« Une grande victoire, vu le contexte répressif actuel contre les chômeurs et les précaires, qui prouve que l'Etat ne peut pas tout contre les chômeurs sans respecter les lois et les droits. » C'est avec ces mots que Serge Havet de l'association Agir ensemble contre le chômage (AC !) a accueilli, le 2 juillet, la décision du Conseil d'Etat d'annuler le décret du 22 décembre 2005 qui prévoyait notamment que les inspecteurs et contrôleurs du travail pouvaient, « en cas de présomption de fraude », se faire communiquer par les administrations fiscales tous les documents et données nécessaires à l'accomplissement de leur mission (1).

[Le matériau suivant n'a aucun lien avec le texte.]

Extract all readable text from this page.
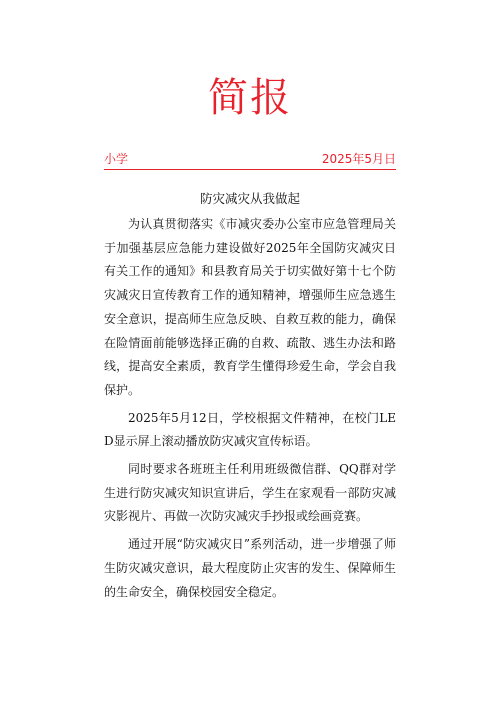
简报
小学	2025年5月日
防灾减灾从我做起

为认真贯彻落实《市减灾委办公室市应急管理局关于加强基层应急能力建设做好2025年全国防灾减灾日有关工作的通知》和县教育局关于切实做好第十七个防灾减灾日宣传教育工作的通知精神，增强师生应急逃生安全意识，提高师生应急反映、自救互救的能力，确保在险情面前能够选择正确的自救、疏散、逃生办法和路线，提高安全素质，教育学生懂得珍爱生命，学会自我保护。

2025年5月12日，学校根据文件精神，在校门LED显示屏上滚动播放防灾减灾宣传标语。

同时要求各班班主任利用班级微信群、QQ群对学生进行防灾减灾知识宣讲后，学生在家观看一部防灾减灾影视片、再做一次防灾减灾手抄报或绘画竞赛。

通过开展“防灾减灾日”系列活动，进一步增强了师生防灾减灾意识，最大程度防止灾害的发生、保障师生的生命安全，确保校园安全稳定。
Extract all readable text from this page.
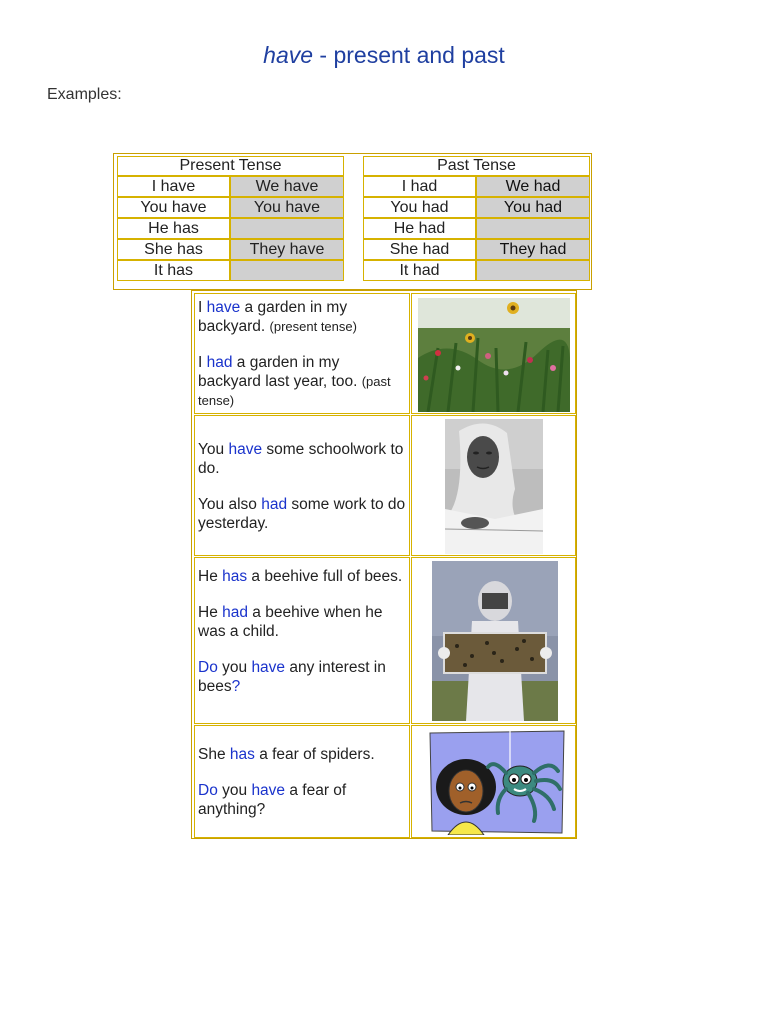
have - present and past
Examples:
Present Tense	
I have	We have
You have	You have
He has	
She has	They have
It has	
Past Tense	
I had	We had
You had	You had
He had	
She had	They had
It had	

I have a garden in my backyard. (present tense)

I had a garden in my backyard last year, too. (past tense)

You have some schoolwork to do.

You also had some work to do yesterday.

He has a beehive full of bees.

He had a beehive when he was a child.

Do you have any interest in bees?

She has a fear of spiders.

Do you have a fear of anything?
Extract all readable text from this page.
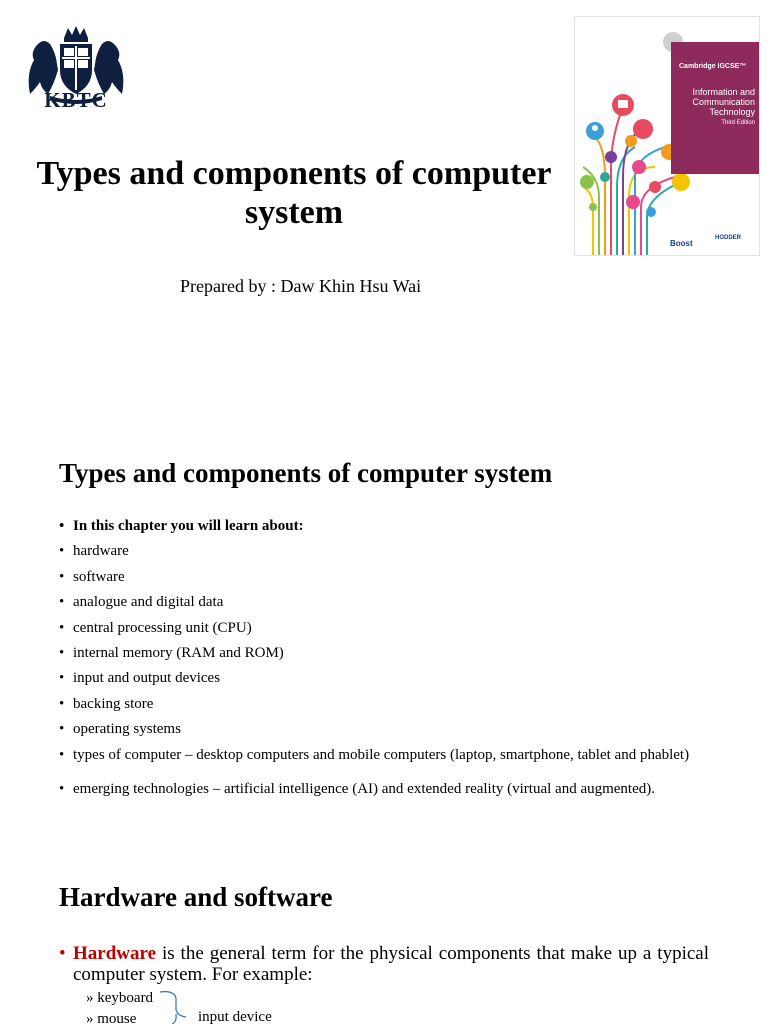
KBTC
Types and components of computer
system
Prepared by : Daw Khin Hsu Wai
Cambridge IGCSE™
Information and
Communication
Technology
Third Edition
Boost
HODDER
Types and components of computer system
• In this chapter you will learn about:
• hardware
• software
• analogue and digital data
• central processing unit (CPU)
• internal memory (RAM and ROM)
• input and output devices
• backing store
• operating systems
• types of computer – desktop computers and mobile computers (laptop, smartphone, tablet and phablet)
• emerging technologies – artificial intelligence (AI) and extended reality (virtual and augmented).
Hardware and software
• Hardware is the general term for the physical components that make up a typical computer system. For example:
» keyboard
» mouse	input device
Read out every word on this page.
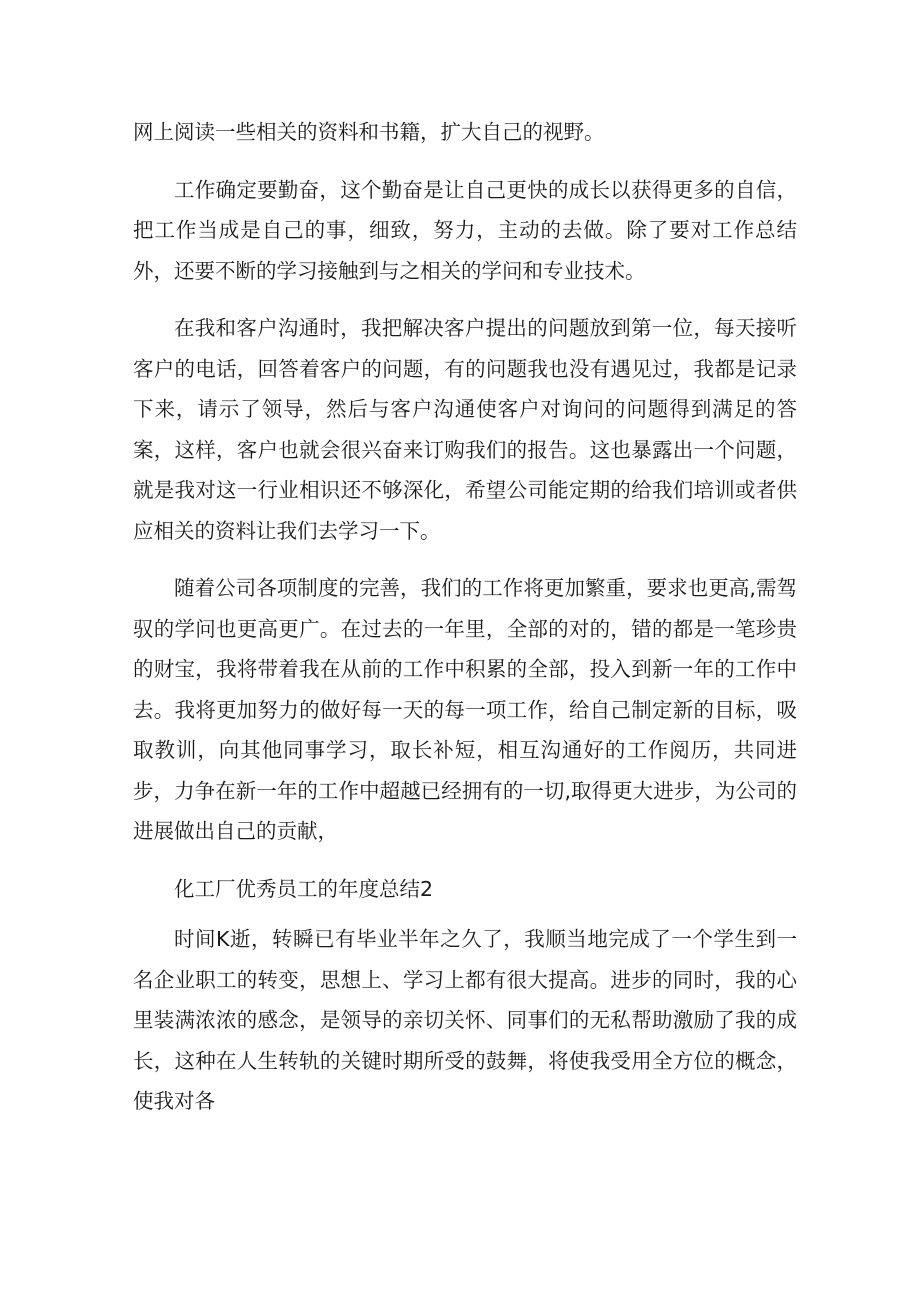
网上阅读一些相关的资料和书籍，扩大自己的视野。

工作确定要勤奋，这个勤奋是让自己更快的成长以获得更多的自信，把工作当成是自己的事，细致，努力，主动的去做。除了要对工作总结外，还要不断的学习接触到与之相关的学问和专业技术。

在我和客户沟通时，我把解决客户提出的问题放到第一位，每天接听客户的电话，回答着客户的问题，有的问题我也没有遇见过，我都是记录下来，请示了领导，然后与客户沟通使客户对询问的问题得到满足的答案，这样，客户也就会很兴奋来订购我们的报告。这也暴露出一个问题，就是我对这一行业相识还不够深化，希望公司能定期的给我们培训或者供应相关的资料让我们去学习一下。

随着公司各项制度的完善，我们的工作将更加繁重，要求也更高,需驾驭的学问也更高更广。在过去的一年里，全部的对的，错的都是一笔珍贵的财宝，我将带着我在从前的工作中积累的全部，投入到新一年的工作中去。我将更加努力的做好每一天的每一项工作，给自己制定新的目标，吸取教训，向其他同事学习，取长补短，相互沟通好的工作阅历，共同进步，力争在新一年的工作中超越已经拥有的一切,取得更大进步，为公司的进展做出自己的贡献，

化工厂优秀员工的年度总结2

时间K逝，转瞬已有毕业半年之久了，我顺当地完成了一个学生到一名企业职工的转变，思想上、学习上都有很大提高。进步的同时，我的心里装满浓浓的感念，是领导的亲切关怀、同事们的无私帮助激励了我的成长，这种在人生转轨的关键时期所受的鼓舞，将使我受用全方位的概念，使我对各
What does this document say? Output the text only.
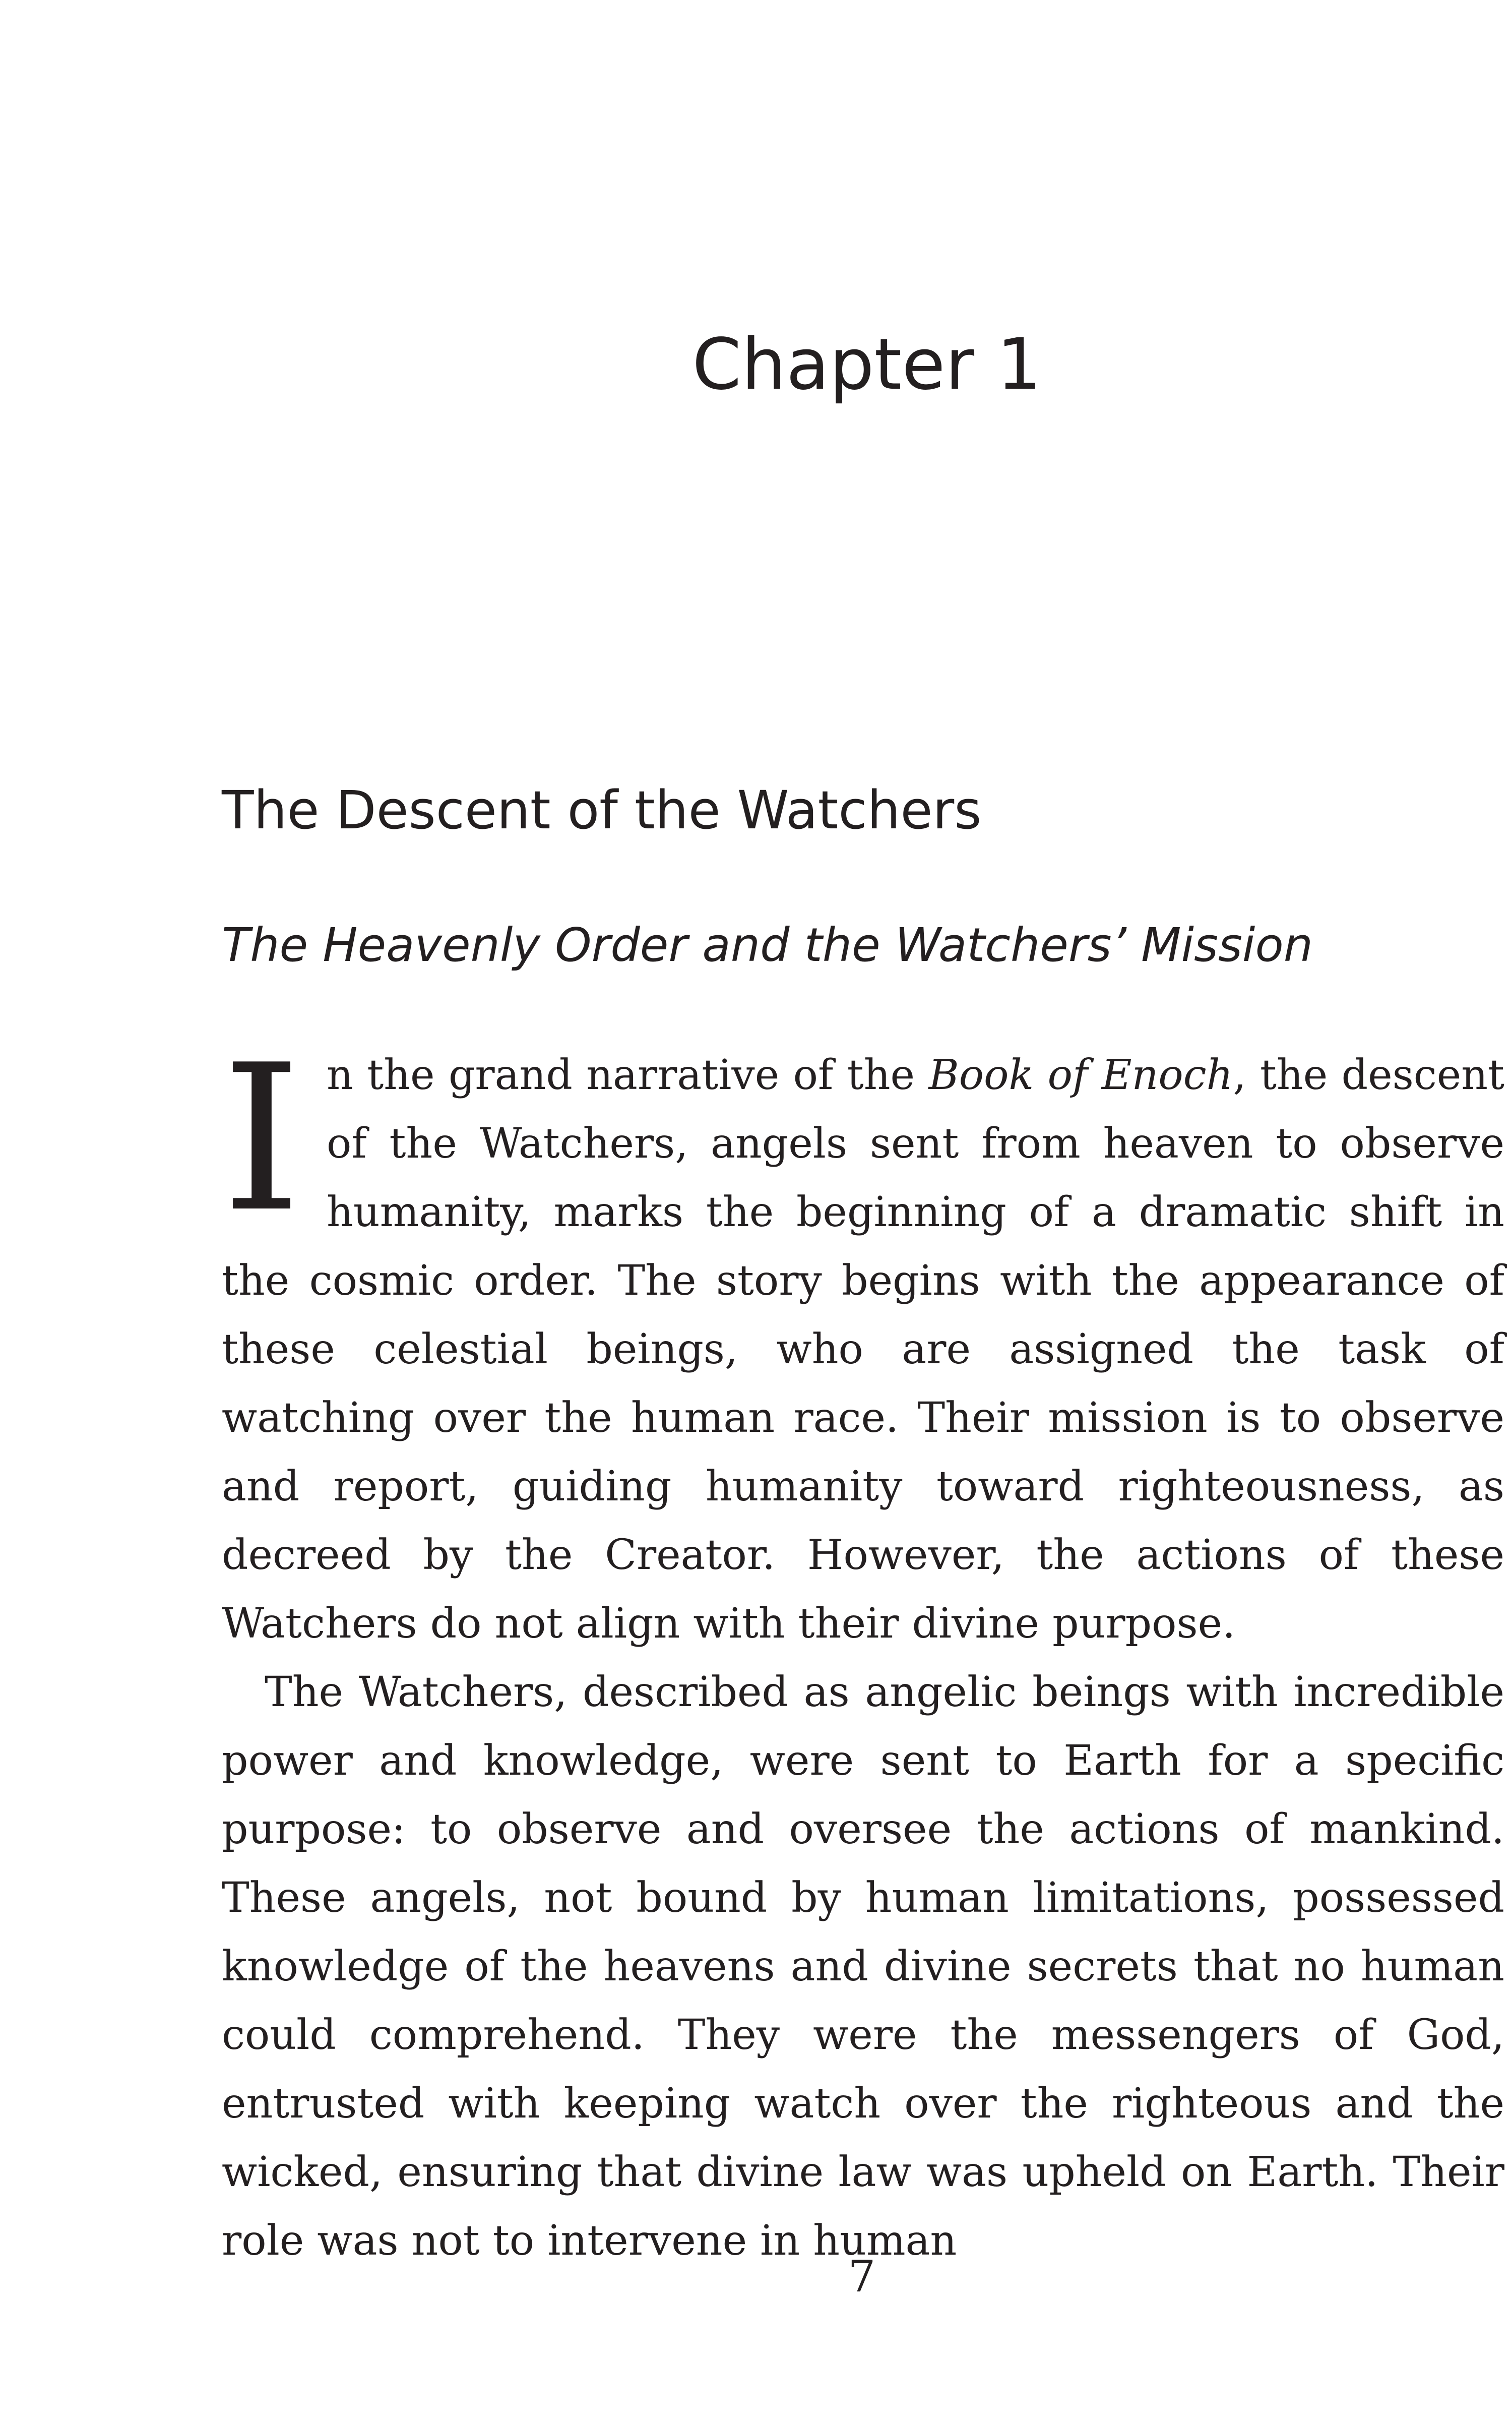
Chapter 1
The Descent of the Watchers
The Heavenly Order and the Watchers’ Mission

In the grand narrative of the Book of Enoch, the descent of the Watchers, angels sent from heaven to observe humanity, marks the beginning of a dramatic shift in the cosmic order. The story begins with the appearance of these celestial beings, who are assigned the task of watching over the human race. Their mission is to observe and report, guiding humanity toward righteousness, as decreed by the Creator. However, the actions of these Watchers do not align with their divine purpose.

The Watchers, described as angelic beings with incredible power and knowledge, were sent to Earth for a specific purpose: to observe and oversee the actions of mankind. These angels, not bound by human limitations, possessed knowledge of the heavens and divine secrets that no human could comprehend. They were the messengers of God, entrusted with keeping watch over the righteous and the wicked, ensuring that divine law was upheld on Earth. Their role was not to intervene in human

7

Estimant qu'il s'agissait d'une « très grave atteinte à la vie privée et donc à la liberté individuelle et à la dignité de chacun », AC ! avait formé en février 2006, avec l'Association pour l'emploi, l'information et la solidarité des chômeurs et travailleurs précaires et le Mouvement national des chômeurs et précaires, un recours auprès du Conseil d'Etat contre ce décret pour en obtenir l'annulation (2).
La Haute Juridiction a annulé ce texte pour une question de pure forme, pas de fond. Elle a en effet retenue que la consultation préalable de la Commission nationale de l'informatique et des libertés (CNIL), obligatoire en l'espèce, avait été « entachée d'une irrégularité qui entraîne l'illégalité des dispositions attaquées ». Cette irrégularité vient de ce que le président de la CNIL, postérieurement à sa saisine par le ministre de l'Emploi de l'époque, a émis un avis « au nom de la commission » sans que celle-ci ait délibéré en formation plénière sur le texte qui lui était soumis. Or, « si la commission peut déléguer à son président ou à son vice-président certaines de ses attributions, seule la commission réunie en formation plénière peut régulièrement émettre un avis sur les projets de textes qui lui sont soumis par le gouvernement », rappelle le Conseil d'Etat.
(2) Voir ASH n° 2446 du 10-03-06, p. 9. A noter qu'AC ! a également saisi la Commission nationale de l'informatique et des libertés afin d'empêcher tout croisement de fichiers ou « contrôle souterrain » susceptible de bafouer les libertés individuelles des chômeurs.